Taking antiderivatives, or finding indefinite integrals, of trigonometric functions is a staple in calculus. Each trigonometric function has a corresponding antiderivative. For example, the antiderivative of \(\sin(x)\) is \( -\cos(x) + C\), where \(C\) represents the constant of integration. It's important to remember these antiderivatives as they frequently appear in calculus problems.

Having a strong understanding of these antiderivates can significantly simplify the process of solving more complex integrals. If faced with an integral containing a trigonometric function, identifying it allows for a quick resolution. When the function is nested within another function, we often make it the target of substitution to make use of its known antiderivative.

The power rule is one of the fundamental rules of differential calculus for finding derivatives and states that if you have a function \(f(x) = x^n\), where \(n\) is any real number, its derivative is \(f'(x) = nx^{n-1}\). This rule is invaluable because it's applicable to a variety of functions and helps us find derivatives quickly and efficiently.

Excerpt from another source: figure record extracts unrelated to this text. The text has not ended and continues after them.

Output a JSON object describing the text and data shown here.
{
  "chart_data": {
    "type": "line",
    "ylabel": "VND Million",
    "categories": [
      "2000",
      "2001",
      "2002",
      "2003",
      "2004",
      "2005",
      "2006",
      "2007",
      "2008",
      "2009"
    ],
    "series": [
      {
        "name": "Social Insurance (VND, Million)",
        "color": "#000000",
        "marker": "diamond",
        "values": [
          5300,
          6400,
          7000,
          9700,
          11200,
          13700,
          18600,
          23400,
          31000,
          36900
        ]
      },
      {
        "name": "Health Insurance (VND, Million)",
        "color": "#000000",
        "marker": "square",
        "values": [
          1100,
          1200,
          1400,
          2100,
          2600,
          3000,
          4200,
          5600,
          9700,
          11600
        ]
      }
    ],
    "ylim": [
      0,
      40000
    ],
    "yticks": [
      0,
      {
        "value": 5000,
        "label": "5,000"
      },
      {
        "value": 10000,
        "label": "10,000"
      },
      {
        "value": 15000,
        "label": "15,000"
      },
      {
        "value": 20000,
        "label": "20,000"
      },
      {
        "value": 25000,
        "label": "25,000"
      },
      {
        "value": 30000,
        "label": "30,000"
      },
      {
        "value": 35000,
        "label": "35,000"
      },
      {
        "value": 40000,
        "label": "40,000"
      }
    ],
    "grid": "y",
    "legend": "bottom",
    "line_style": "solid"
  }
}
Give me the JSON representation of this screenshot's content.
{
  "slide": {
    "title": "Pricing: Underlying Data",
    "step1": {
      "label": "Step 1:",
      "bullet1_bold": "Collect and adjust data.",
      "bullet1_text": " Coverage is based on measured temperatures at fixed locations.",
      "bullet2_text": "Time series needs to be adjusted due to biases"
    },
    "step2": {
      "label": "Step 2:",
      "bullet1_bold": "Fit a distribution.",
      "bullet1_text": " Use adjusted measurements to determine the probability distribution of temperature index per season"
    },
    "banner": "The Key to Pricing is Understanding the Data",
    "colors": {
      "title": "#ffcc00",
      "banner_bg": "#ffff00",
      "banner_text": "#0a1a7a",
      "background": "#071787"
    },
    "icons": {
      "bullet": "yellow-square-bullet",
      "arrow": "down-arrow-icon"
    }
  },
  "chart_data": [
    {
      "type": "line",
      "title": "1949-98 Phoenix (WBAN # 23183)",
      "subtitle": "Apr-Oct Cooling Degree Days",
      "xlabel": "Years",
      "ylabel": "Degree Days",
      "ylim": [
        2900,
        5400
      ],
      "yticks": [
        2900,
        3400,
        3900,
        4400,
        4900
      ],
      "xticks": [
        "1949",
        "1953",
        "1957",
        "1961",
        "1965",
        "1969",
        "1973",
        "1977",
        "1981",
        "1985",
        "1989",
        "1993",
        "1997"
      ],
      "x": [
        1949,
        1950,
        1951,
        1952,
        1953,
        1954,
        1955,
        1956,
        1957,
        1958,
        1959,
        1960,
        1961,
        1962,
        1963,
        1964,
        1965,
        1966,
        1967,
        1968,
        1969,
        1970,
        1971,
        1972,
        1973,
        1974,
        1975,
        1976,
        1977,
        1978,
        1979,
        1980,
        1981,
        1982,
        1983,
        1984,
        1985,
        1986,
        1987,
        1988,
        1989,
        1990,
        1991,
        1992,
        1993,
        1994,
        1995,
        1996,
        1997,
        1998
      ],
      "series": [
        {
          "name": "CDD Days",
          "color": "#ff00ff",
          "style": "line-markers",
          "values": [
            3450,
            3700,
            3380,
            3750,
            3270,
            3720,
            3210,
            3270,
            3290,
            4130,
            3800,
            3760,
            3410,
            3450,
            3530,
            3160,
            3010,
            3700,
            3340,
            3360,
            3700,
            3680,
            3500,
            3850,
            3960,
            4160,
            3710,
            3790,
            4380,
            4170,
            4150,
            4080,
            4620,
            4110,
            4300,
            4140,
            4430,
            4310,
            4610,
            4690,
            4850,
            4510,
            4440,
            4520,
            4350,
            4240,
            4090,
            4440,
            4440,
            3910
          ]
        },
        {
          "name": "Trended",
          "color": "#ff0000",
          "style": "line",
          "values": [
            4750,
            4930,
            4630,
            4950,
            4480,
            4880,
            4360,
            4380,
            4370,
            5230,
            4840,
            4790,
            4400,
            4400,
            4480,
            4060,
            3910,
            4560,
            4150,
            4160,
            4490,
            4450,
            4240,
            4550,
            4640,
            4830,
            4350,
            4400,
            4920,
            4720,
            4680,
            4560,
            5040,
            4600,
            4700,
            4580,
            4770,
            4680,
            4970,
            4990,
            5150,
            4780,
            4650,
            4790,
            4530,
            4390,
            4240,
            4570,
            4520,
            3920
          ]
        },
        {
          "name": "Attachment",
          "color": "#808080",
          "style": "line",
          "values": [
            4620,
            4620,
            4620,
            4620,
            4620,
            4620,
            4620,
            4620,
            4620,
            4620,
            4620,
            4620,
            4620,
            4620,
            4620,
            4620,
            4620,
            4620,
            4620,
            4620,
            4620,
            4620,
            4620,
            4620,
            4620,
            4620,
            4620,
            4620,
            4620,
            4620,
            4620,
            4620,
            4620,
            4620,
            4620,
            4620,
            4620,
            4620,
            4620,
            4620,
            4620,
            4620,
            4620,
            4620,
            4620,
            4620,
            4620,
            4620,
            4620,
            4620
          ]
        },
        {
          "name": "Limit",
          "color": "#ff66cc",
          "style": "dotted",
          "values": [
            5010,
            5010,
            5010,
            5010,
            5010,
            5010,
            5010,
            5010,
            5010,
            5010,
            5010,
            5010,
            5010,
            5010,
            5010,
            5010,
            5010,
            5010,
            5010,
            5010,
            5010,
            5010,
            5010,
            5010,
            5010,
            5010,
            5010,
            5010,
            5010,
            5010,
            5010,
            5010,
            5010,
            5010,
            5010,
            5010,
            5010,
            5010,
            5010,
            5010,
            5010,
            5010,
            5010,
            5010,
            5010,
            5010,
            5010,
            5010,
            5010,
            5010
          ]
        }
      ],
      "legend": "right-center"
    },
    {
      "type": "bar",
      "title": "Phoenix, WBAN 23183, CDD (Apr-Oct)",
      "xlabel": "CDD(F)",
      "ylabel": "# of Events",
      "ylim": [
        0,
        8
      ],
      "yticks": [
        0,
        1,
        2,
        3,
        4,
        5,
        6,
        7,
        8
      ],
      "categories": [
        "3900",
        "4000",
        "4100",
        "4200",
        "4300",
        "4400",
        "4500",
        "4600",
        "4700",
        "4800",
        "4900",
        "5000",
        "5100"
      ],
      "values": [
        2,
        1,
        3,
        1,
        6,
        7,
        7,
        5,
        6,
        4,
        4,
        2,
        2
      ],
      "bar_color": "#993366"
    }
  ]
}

In the context of integration by substitution, we use the power rule backward to find the differential \(du\) that we need to substitute into the integral. When our substitution involves a power function, like \(u = \sqrt{x}\), we conveniently apply the power rule to find \(du\), allowing us to transform the integral for easier resolution.

Differential calculus is the branch of mathematics focused on the rates at which quantities change. It's centered around the concept of the derivative, which represents an instantaneous rate of change. At the heart of differential calculus is the understanding that all smooth functions can be locally approximated by linear functions whose slopes are given by derivatives.

Integral calculus, as in the exercise above, is often seen as the inverse operation to differential calculus. By using the rules of differential calculus, such as the power rule and the knowledge of derivatives of common functions, we can work backwards to solve integrals. The process of integration by substitution is actually an application of differential calculus because it involves finding derivatives (differentials) to facilitate the integration process.